Re: =?utf-8?b?cGl4YnVmJmx0Oy0mZ3Q7Y2Fpcm9fc3VyZmFjZV90?= conversion



Havoc Pennington <hp <at> pobox.com> writes:

> 
> Hi,
> 
> I thought of another approach to this problem. Don't expose the pixbuf
> format at all; keep it as-is. However, add:
> 
>  gdk_pixbuf_get_cairo_surface()
>  gdk_pixbuf_new_from_cairo_surface(cairo_surface_t *surface);
> 
> Now, keep the cairo surface internally, strong-ref'd by the pixbuf.
> The pixbuf would have pixels == NULL. If someone does
> gdk_pixbuf_get_pixels(), then lazily create the old pixbuf format and
> keep that copy of the pixels around. Otherwise, never create the old
> format.
> 
gdk-pixbuf is a topic I currently don't spend a lot of time thinking about,
because I can't break API there. But my desire to improve it after GTK 3.0 is
growing. And this approach is pretty much what I'm favoring currently.. I'll
throw in some random thoughts that haven't come up in this thread that are
worthwhile to think about when designing this.

- We convert pixbufs every single time we paint them
This is important for performance considerations: We convert the pixbuf to an
image surface every single time we paint it. So whatever we end up doing, it
won't get any worse.
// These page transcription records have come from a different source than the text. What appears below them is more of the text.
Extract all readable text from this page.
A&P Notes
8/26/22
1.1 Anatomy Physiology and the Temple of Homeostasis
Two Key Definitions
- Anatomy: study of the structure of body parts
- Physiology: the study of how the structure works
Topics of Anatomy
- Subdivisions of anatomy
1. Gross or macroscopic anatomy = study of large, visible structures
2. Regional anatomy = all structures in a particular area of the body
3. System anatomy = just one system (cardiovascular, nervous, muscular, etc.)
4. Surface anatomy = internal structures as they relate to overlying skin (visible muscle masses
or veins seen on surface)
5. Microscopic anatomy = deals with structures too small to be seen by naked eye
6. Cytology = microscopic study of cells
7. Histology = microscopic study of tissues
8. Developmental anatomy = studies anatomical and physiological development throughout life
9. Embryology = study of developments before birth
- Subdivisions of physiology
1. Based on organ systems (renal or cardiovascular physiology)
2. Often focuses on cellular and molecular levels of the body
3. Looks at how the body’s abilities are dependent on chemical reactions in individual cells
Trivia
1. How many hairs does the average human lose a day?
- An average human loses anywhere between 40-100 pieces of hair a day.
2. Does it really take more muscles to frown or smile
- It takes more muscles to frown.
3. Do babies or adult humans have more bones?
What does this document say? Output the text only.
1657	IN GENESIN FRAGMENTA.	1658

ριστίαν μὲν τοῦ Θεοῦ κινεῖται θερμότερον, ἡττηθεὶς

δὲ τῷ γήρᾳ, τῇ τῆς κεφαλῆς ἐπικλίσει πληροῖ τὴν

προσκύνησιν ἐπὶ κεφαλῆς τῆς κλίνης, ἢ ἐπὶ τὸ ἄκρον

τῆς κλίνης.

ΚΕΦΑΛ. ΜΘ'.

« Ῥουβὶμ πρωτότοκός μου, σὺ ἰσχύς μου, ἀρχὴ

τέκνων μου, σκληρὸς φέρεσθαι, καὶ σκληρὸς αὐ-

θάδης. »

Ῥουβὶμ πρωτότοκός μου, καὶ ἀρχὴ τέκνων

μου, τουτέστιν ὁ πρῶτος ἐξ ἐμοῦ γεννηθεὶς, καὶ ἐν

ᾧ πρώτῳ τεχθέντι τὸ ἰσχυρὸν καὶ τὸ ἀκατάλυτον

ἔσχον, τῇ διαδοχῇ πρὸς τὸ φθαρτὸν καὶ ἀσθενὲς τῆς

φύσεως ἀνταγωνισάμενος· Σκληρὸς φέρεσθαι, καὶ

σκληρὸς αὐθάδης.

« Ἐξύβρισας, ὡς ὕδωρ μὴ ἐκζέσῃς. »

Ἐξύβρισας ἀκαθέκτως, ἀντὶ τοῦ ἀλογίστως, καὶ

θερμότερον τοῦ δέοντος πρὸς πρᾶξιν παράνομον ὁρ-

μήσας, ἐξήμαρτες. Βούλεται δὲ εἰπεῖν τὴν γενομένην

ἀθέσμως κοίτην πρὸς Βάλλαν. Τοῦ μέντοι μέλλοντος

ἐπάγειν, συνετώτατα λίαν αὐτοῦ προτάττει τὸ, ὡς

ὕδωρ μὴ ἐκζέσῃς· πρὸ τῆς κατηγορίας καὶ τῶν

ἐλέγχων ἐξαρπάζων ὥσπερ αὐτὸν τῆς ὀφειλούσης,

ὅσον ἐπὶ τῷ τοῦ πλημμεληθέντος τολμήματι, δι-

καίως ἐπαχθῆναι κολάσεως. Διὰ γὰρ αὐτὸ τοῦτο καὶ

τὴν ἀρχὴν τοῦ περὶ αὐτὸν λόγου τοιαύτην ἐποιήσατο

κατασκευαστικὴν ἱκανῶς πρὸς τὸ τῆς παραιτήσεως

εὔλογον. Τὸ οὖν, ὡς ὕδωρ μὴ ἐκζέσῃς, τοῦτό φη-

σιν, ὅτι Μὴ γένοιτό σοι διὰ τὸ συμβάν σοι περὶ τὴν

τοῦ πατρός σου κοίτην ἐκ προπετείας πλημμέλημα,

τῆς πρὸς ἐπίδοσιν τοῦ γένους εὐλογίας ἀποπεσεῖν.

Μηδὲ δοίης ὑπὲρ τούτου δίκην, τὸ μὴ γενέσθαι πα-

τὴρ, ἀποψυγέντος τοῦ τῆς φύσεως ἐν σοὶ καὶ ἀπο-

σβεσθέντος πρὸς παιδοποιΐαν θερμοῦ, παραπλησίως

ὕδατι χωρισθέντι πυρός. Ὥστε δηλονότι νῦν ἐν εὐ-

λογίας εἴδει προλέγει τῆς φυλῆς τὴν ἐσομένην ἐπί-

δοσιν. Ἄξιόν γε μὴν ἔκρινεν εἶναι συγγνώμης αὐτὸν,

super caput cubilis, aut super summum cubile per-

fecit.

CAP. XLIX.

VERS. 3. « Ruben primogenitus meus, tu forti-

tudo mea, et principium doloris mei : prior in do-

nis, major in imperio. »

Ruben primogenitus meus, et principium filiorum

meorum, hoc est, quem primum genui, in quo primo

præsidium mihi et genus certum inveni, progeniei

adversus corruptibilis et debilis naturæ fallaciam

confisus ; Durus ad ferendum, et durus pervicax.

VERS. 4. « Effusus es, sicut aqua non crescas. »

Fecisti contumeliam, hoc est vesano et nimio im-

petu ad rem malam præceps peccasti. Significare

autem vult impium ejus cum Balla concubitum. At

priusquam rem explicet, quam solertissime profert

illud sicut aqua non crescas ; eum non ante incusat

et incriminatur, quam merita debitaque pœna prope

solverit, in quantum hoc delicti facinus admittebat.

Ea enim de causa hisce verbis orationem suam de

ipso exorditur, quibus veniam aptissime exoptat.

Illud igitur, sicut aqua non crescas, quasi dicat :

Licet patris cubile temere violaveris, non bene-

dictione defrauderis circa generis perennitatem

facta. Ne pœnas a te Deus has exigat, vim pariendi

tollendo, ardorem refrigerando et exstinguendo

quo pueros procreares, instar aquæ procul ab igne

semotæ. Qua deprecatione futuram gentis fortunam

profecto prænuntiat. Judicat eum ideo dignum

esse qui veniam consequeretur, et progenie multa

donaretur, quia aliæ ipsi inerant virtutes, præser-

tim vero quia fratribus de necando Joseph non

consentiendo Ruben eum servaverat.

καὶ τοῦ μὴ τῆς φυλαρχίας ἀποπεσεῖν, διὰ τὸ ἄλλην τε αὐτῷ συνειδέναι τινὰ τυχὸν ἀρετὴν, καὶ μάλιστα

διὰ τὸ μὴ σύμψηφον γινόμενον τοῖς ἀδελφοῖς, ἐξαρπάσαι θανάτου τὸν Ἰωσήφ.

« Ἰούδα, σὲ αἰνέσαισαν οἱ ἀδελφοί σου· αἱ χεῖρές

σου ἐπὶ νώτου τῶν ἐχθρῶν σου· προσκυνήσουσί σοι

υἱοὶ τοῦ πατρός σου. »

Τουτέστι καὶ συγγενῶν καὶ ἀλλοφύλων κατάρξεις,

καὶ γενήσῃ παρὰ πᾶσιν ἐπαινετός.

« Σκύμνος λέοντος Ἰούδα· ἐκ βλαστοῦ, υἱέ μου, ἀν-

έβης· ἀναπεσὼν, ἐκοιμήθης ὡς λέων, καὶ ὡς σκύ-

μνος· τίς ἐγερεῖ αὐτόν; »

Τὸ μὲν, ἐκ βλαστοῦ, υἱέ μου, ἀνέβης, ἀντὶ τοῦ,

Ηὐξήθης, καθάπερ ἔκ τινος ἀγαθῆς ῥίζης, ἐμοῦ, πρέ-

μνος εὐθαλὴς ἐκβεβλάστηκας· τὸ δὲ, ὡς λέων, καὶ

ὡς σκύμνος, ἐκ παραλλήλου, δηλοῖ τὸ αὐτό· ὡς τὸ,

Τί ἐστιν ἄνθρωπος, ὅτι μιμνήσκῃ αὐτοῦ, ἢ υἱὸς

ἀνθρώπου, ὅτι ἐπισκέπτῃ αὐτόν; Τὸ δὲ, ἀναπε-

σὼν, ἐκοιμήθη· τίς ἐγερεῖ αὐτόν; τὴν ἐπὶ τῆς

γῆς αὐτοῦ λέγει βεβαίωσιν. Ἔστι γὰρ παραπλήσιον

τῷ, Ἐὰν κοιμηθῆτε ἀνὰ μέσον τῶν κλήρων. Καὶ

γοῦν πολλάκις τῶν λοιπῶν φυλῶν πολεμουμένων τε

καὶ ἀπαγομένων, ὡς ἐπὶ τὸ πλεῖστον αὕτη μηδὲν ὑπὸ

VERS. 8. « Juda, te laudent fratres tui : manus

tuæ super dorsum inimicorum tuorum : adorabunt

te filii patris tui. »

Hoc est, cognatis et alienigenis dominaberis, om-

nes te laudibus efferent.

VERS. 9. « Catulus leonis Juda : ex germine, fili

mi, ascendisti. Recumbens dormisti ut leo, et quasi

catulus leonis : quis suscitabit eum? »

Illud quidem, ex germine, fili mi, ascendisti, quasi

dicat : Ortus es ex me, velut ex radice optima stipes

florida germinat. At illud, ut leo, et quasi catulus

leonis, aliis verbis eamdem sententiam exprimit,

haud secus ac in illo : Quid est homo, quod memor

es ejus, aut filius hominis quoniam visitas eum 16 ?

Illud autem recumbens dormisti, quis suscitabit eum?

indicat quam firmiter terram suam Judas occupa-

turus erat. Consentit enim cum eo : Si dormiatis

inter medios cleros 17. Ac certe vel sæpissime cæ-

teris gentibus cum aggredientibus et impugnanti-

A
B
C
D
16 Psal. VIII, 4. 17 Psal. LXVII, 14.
Also, no one has complained yet.

- Not a lot of pixbufs have their pixels accessed
Almost all pixbufs created by applications are not accessed directly. They spend
their life as icons in toolbars and the like. Most developers wouldn't notice
that pixbufs are suddenly represented as cairo surfaces internally. (I think you
cannot modify the pixels of icon surfaces anyway, because they're loaded from
the read-only mmap icon cache).

- Cairo has strict requirements on directly accessing surfaces
You must call cairo_surface_flush() before modifying pixels of a surface and
call cairo_surface_mark_dirty[_area]() after you're done. When you modify a
pixbuf directly, here are no such requiremenets.

- I'm not sure where to store contents
Naïvely, it doesn't make a lot of sense to store images that are only used on
the X server in client memory and upload them every time we need them. But then,
closing a connection to the X server does invalidate the pixels of an Xlib
surface, but not of an image surface. And storing it twice is needless dulicate
memory usage. So no idea where to best store pixel data.

- Cairo surfaces have no size, and can change it
In general, Cairo surfaces have no size. That is why there is no call to
cairo_surface_get_size(). (This might change in the future, but hasn't yet.)
Quite a few surface types allow changing size (X11 Window surfaces and pdf
surfaces are the most well-known of those); a pixbuf doesn't allow that. 

- Cairo surfaces are a lot more flexible than GdkPixbufs
Besides changing size, there's other ways that surfaces can be modified. You can
modify the origin of surfaces with cairo_surface_set_device_offset() for
example. recording surfaces sizes are in doubles, not ints. Oh, and
cairo_show_page() can do funny thngs to surfaces. Things like this make handling
a Cairo surface a lot more complicated and a simple API like GdkPixbuf way nicer.

- We lose precision if we use Cairo formats
Premultiplied formats have less precision then unpremultiplied ones; the
conversion from unpremultiplied to premultiplied is not lossless. (0x40FFFFFF
and 0x40FEFEFE are both stored as 0x40404040 unpremultiplied.) So loading, then
saving a PNG might result in a different image being stored. Not sure that is a
good idea.

- I want to expose more formats in Cairo (and pixman)
I still think that the choice to only support 4 image formats was a bad idea. In
particular because it's formats that almost no one else supports. (I feel Mitch
breathing down my neck again already...) Not supporting someone's (libjpeg,
libpng, ffmpeg, HTML canvas, you name it) format usually results in someone
writing an ad-hoc, informally-specified, bug-ridden, slow conversion routine.
And I'd rather have these routines working properly in pixman and allow
fast-pathing them in the backends - GL can certainly speed things up
considerably here. If we added more formats to pixman first, we'd also get
around the precision loss mentioned above.


So with all that said, I think I see GdkPixbuf as a light version of
cairo_surface_t: No device offsets, well known size, mostly read-only usage and
no crazy surface types. And really fast, too. Painting thousands of pixbufs per
frame should not take any noticable CPU.